Many process-related operations in the industry produce process gases that in the past have often been regarded as by-products and have been flared at the expense of the environment. This practice is changing in light of growing energy awareness.

Today, even though they have less energy content than natural gas, process gases produced in many process-related operations and especially in the steel industry are being collected in gasometers and used as combustion gas in place of natural gas in thermal processes. However, the fluctuating composition of the process gas, especially the CO content and the related fluctuating energy content, calls for special measures.
The energy content of the gas composition is stabilized by controlled addition of natural gas, which is essential for meeting the requirement for a uniform furnace atmosphere in each thermal process. A high-performance measuring system with fast response time, consisting of calorimeter and gas analysis, provides the controlled variable for conditioning of process gases for energy content.

Proven in hot-rolling mills
In steel mills with hot-rolling mills, the process gases produced by the steel mill are to be utilized as combustion gas in the burners of the downstream hot-rolling mill.
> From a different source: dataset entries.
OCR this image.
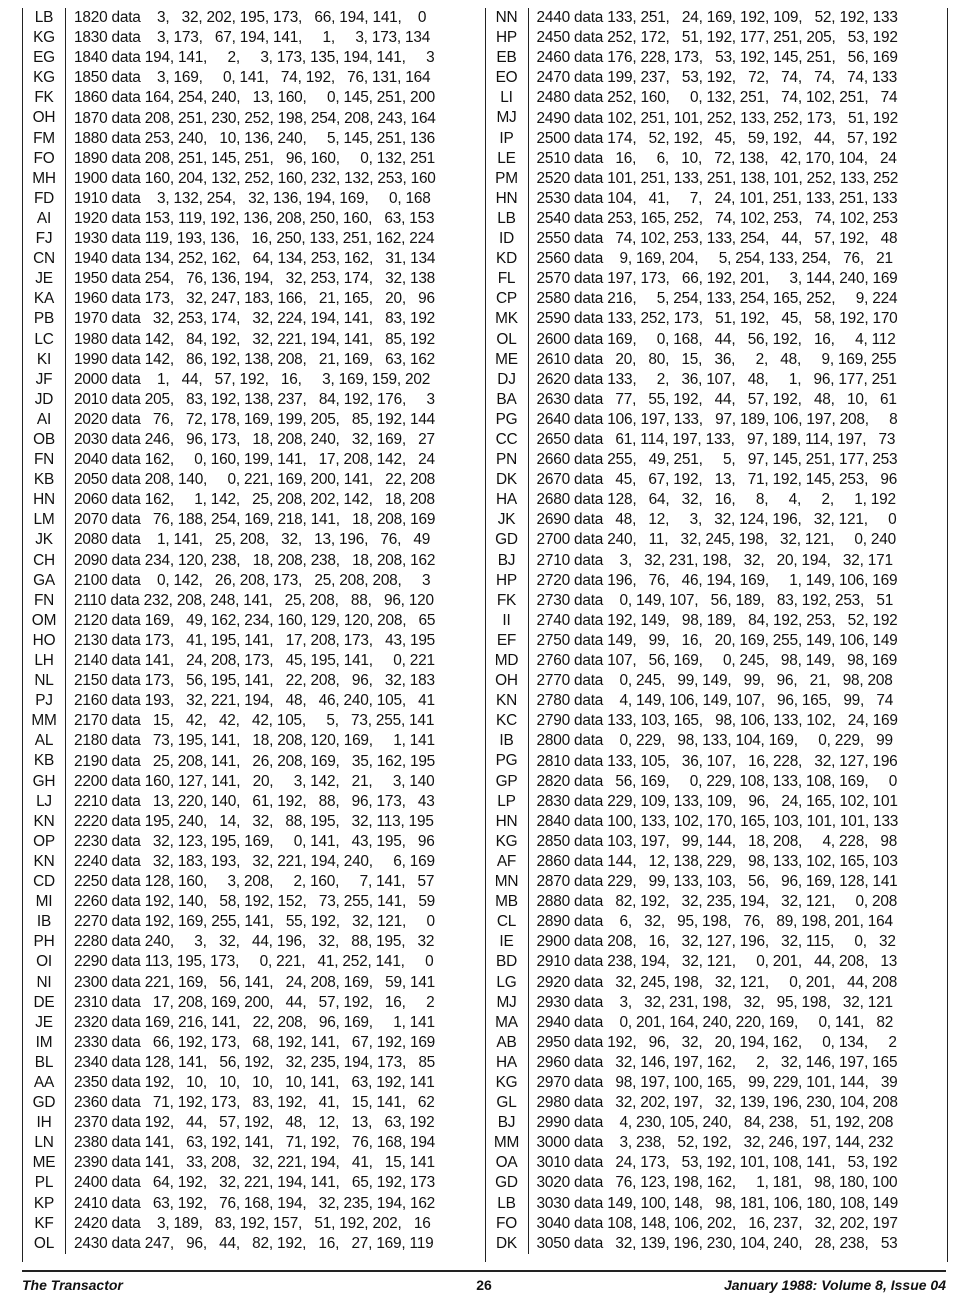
LB	1820 data    3,   32, 202, 195, 173,   66, 194, 141,    0
KG	1830 data    3, 173,   67, 194, 141,     1,     3, 173, 134
EG	1840 data 194, 141,     2,     3, 173, 135, 194, 141,     3
KG	1850 data    3, 169,     0, 141,   74, 192,   76, 131, 164
FK	1860 data 164, 254, 240,   13, 160,     0, 145, 251, 200
OH	1870 data 208, 251, 230, 252, 198, 254, 208, 243, 164
FM	1880 data 253, 240,   10, 136, 240,     5, 145, 251, 136
FO	1890 data 208, 251, 145, 251,   96, 160,     0, 132, 251
MH	1900 data 160, 204, 132, 252, 160, 232, 132, 253, 160
FD	1910 data    3, 132, 254,   32, 136, 194, 169,     0, 168
AI	1920 data 153, 119, 192, 136, 208, 250, 160,   63, 153
FJ	1930 data 119, 193, 136,   16, 250, 133, 251, 162, 224
CN	1940 data 134, 252, 162,   64, 134, 253, 162,   31, 134
JE	1950 data 254,   76, 136, 194,   32, 253, 174,   32, 138
KA	1960 data 173,   32, 247, 183, 166,   21, 165,   20,   96
PB	1970 data   32, 253, 174,   32, 224, 194, 141,   83, 192
LC	1980 data 142,   84, 192,   32, 221, 194, 141,   85, 192
KI	1990 data 142,   86, 192, 138, 208,   21, 169,   63, 162
JF	2000 data    1,   44,   57, 192,   16,     3, 169, 159, 202
JD	2010 data 205,   83, 192, 138, 237,   84, 192, 176,     3
AI	2020 data   76,   72, 178, 169, 199, 205,   85, 192, 144
OB	2030 data 246,   96, 173,   18, 208, 240,   32, 169,   27
FN	2040 data 162,     0, 160, 199, 141,   17, 208, 142,   24
KB	2050 data 208, 140,     0, 221, 169, 200, 141,   22, 208
HN	2060 data 162,     1, 142,   25, 208, 202, 142,   18, 208
LM	2070 data   76, 188, 254, 169, 218, 141,   18, 208, 169
JK	2080 data    1, 141,   25, 208,   32,   13, 196,   76,   49
CH	2090 data 234, 120, 238,   18, 208, 238,   18, 208, 162
GA	2100 data    0, 142,   26, 208, 173,   25, 208, 208,     3
FN	2110 data 232, 208, 248, 141,   25, 208,   88,   96, 120
OM	2120 data 169,   49, 162, 234, 160, 129, 120, 208,   65
HO	2130 data 173,   41, 195, 141,   17, 208, 173,   43, 195
LH	2140 data 141,   24, 208, 173,   45, 195, 141,     0, 221
NL	2150 data 173,   56, 195, 141,   22, 208,   96,   32, 183
PJ	2160 data 193,   32, 221, 194,   48,   46, 240, 105,   41
MM	2170 data   15,   42,   42,   42, 105,     5,   73, 255, 141
AL	2180 data   73, 195, 141,   18, 208, 120, 169,     1, 141
KB	2190 data   25, 208, 141,   26, 208, 169,   35, 162, 195
GH	2200 data 160, 127, 141,   20,     3, 142,   21,     3, 140
LJ	2210 data   13, 220, 140,   61, 192,   88,   96, 173,   43
KN	2220 data 195, 240,   14,   32,   88, 195,   32, 113, 195
OP	2230 data   32, 123, 195, 169,     0, 141,   43, 195,   96
KN	2240 data   32, 183, 193,   32, 221, 194, 240,     6, 169
CD	2250 data 128, 160,     3, 208,     2, 160,     7, 141,   57
MI	2260 data 192, 140,   58, 192, 152,   73, 255, 141,   59
IB	2270 data 192, 169, 255, 141,   55, 192,   32, 121,     0
PH	2280 data 240,     3,   32,   44, 196,   32,   88, 195,   32
OI	2290 data 113, 195, 173,     0, 221,   41, 252, 141,     0
NI	2300 data 221, 169,   56, 141,   24, 208, 169,   59, 141
DE	2310 data   17, 208, 169, 200,   44,   57, 192,   16,     2
JE	2320 data 169, 216, 141,   22, 208,   96, 169,     1, 141
IM	2330 data   66, 192, 173,   68, 192, 141,   67, 192, 169
BL	2340 data 128, 141,   56, 192,   32, 235, 194, 173,   85
AA	2350 data 192,   10,   10,   10,   10, 141,   63, 192, 141
GD	2360 data   71, 192, 173,   83, 192,   41,   15, 141,   62
IH	2370 data 192,   44,   57, 192,   48,   12,   13,   63, 192
LN	2380 data 141,   63, 192, 141,   71, 192,   76, 168, 194
ME	2390 data 141,   33, 208,   32, 221, 194,   41,   15, 141
PL	2400 data   64, 192,   32, 221, 194, 141,   65, 192, 173
KP	2410 data   63, 192,   76, 168, 194,   32, 235, 194, 162
KF	2420 data    3, 189,   83, 192, 157,   51, 192, 202,   16
OL	2430 data 247,   96,   44,   82, 192,   16,   27, 169, 119
NN	2440 data 133, 251,   24, 169, 192, 109,   52, 192, 133
HP	2450 data 252, 172,   51, 192, 177, 251, 205,   53, 192
EB	2460 data 176, 228, 173,   53, 192, 145, 251,   56, 169
EO	2470 data 199, 237,   53, 192,   72,   74,   74,   74, 133
LI	2480 data 252, 160,     0, 132, 251,   74, 102, 251,   74
MJ	2490 data 102, 251, 101, 252, 133, 252, 173,   51, 192
IP	2500 data 174,   52, 192,   45,   59, 192,   44,   57, 192
LE	2510 data   16,     6,   10,   72, 138,   42, 170, 104,   24
PM	2520 data 101, 251, 133, 251, 138, 101, 252, 133, 252
HN	2530 data 104,   41,     7,   24, 101, 251, 133, 251, 133
LB	2540 data 253, 165, 252,   74, 102, 253,   74, 102, 253
ID	2550 data   74, 102, 253, 133, 254,   44,   57, 192,   48
KD	2560 data    9, 169, 204,     5, 254, 133, 254,   76,   21
FL	2570 data 197, 173,   66, 192, 201,     3, 144, 240, 169
CP	2580 data 216,     5, 254, 133, 254, 165, 252,     9, 224
MK	2590 data 133, 252, 173,   51, 192,   45,   58, 192, 170
OL	2600 data 169,     0, 168,   44,   56, 192,   16,     4, 112
ME	2610 data   20,   80,   15,   36,     2,   48,     9, 169, 255
DJ	2620 data 133,     2,   36, 107,   48,     1,   96, 177, 251
BA	2630 data   77,   55, 192,   44,   57, 192,   48,   10,   61
PG	2640 data 106, 197, 133,   97, 189, 106, 197, 208,     8
CC	2650 data   61, 114, 197, 133,   97, 189, 114, 197,   73
PN	2660 data 255,   49, 251,     5,   97, 145, 251, 177, 253
DK	2670 data   45,   67, 192,   13,   71, 192, 145, 253,   96
HA	2680 data 128,   64,   32,   16,     8,     4,     2,     1, 192
JK	2690 data   48,   12,     3,   32, 124, 196,   32, 121,     0
GD	2700 data 240,   11,   32, 245, 198,   32, 121,     0, 240
BJ	2710 data    3,   32, 231, 198,   32,   20, 194,   32, 171
HP	2720 data 196,   76,   46, 194, 169,     1, 149, 106, 169
FK	2730 data    0, 149, 107,   56, 189,   83, 192, 253,   51
II	2740 data 192, 149,   98, 189,   84, 192, 253,   52, 192
EF	2750 data 149,   99,   16,   20, 169, 255, 149, 106, 149
MD	2760 data 107,   56, 169,     0, 245,   98, 149,   98, 169
OH	2770 data    0, 245,   99, 149,   99,   96,   21,   98, 208
KN	2780 data    4, 149, 106, 149, 107,   96, 165,   99,   74
KC	2790 data 133, 103, 165,   98, 106, 133, 102,   24, 169
IB	2800 data    0, 229,   98, 133, 104, 169,     0, 229,   99
PG	2810 data 133, 105,   36, 107,   16, 228,   32, 127, 196
GP	2820 data   56, 169,     0, 229, 108, 133, 108, 169,     0
LP	2830 data 229, 109, 133, 109,   96,   24, 165, 102, 101
HN	2840 data 100, 133, 102, 170, 165, 103, 101, 101, 133
KG	2850 data 103, 197,   99, 144,   18, 208,     4, 228,   98
AF	2860 data 144,   12, 138, 229,   98, 133, 102, 165, 103
MN	2870 data 229,   99, 133, 103,   56,   96, 169, 128, 141
MB	2880 data   82, 192,   32, 235, 194,   32, 121,     0, 208
CL	2890 data    6,   32,   95, 198,   76,   89, 198, 201, 164
IE	2900 data 208,   16,   32, 127, 196,   32, 115,     0,   32
BD	2910 data 238, 194,   32, 121,     0, 201,   44, 208,   13
LG	2920 data   32, 245, 198,   32, 121,     0, 201,   44, 208
MJ	2930 data    3,   32, 231, 198,   32,   95, 198,   32, 121
MA	2940 data    0, 201, 164, 240, 220, 169,     0, 141,   82
AB	2950 data 192,   96,   32,   20, 194, 162,     0, 134,     2
HA	2960 data   32, 146, 197, 162,     2,   32, 146, 197, 165
KG	2970 data   98, 197, 100, 165,   99, 229, 101, 144,   39
GL	2980 data   32, 202, 197,   32, 139, 196, 230, 104, 208
BJ	2990 data    4, 230, 105, 240,   84, 238,   51, 192, 208
MM	3000 data    3, 238,   52, 192,   32, 246, 197, 144, 232
OA	3010 data   24, 173,   53, 192, 101, 108, 141,   53, 192
GD	3020 data   76, 123, 198, 162,     1, 181,   98, 180, 100
LB	3030 data 149, 100, 148,   98, 181, 106, 180, 108, 149
FO	3040 data 108, 148, 106, 202,   16, 237,   32, 202, 197
DK	3050 data   32, 139, 196, 230, 104, 240,   28, 238,   53
The Transactor	26	January 1988: Volume 8, Issue 04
The properties of the combustion gas must meet two very different requirements for this A defined excess of air must be ensured in the various zones of the hot-rolling furnace to achieve the desired steel quality. Simultaneously, the CO concentration in the off-gas from the flue must not exceed a defined limit since the plant will otherwise be shut down automatically pursuant to the Emissions Directive. The plant operator must quickly and accurately detect the changes in process gas composition and, on this basis, add natural gas in a controlled manner to continuously meet the two requirements. This is only possible using gas measuring technology with corresponding performance capability.

Specially configured analysis system
One measuring system that is specially configured for this task is the CWD2005 direct calorimeter from Union Instruments with additional integrated gas analysis and measured value processing. The system directly determines the Wobbe index and gas density values as well as the concentrations of CH₄ and C₂+. The heating value and air requirement are also calculated from this. Altogether the information from the calorimetry and gas analysis is a basis for sufficiently accurate control of the gas addition. Of particular importance is the higher air requirement for combustion of alkanes (CH₄, C₂+, etc.) compared to CO, which the gas analysis takes into account by determining the concentration of these two components.
It is also important that the measuring device reacts fast enough to ensure the control process, which requires special measures due to the size of the plant and the mixing of gases in the pipe system. Union Instruments has developed a computational model based on delay elements that can be adapted to different plant dimensions by assigning parameters. To increase plant availability, the measuring system can be designed redundantly. In this case, each system supplies its measured and converted values to the controller, which then determines the controlled variable for the gas mixing device.
The measuring technology described contributes to energy-efficient and safe (with respect to explosion and poison hazards) use of process gases as combustion gas anywhere these gases are used, including for example in the glass industry.

Torsten Haug, Director, Union Instruments: “Our high-performance measuring system with fast response time enables problem-free utilization of process gases in many industry sectors.”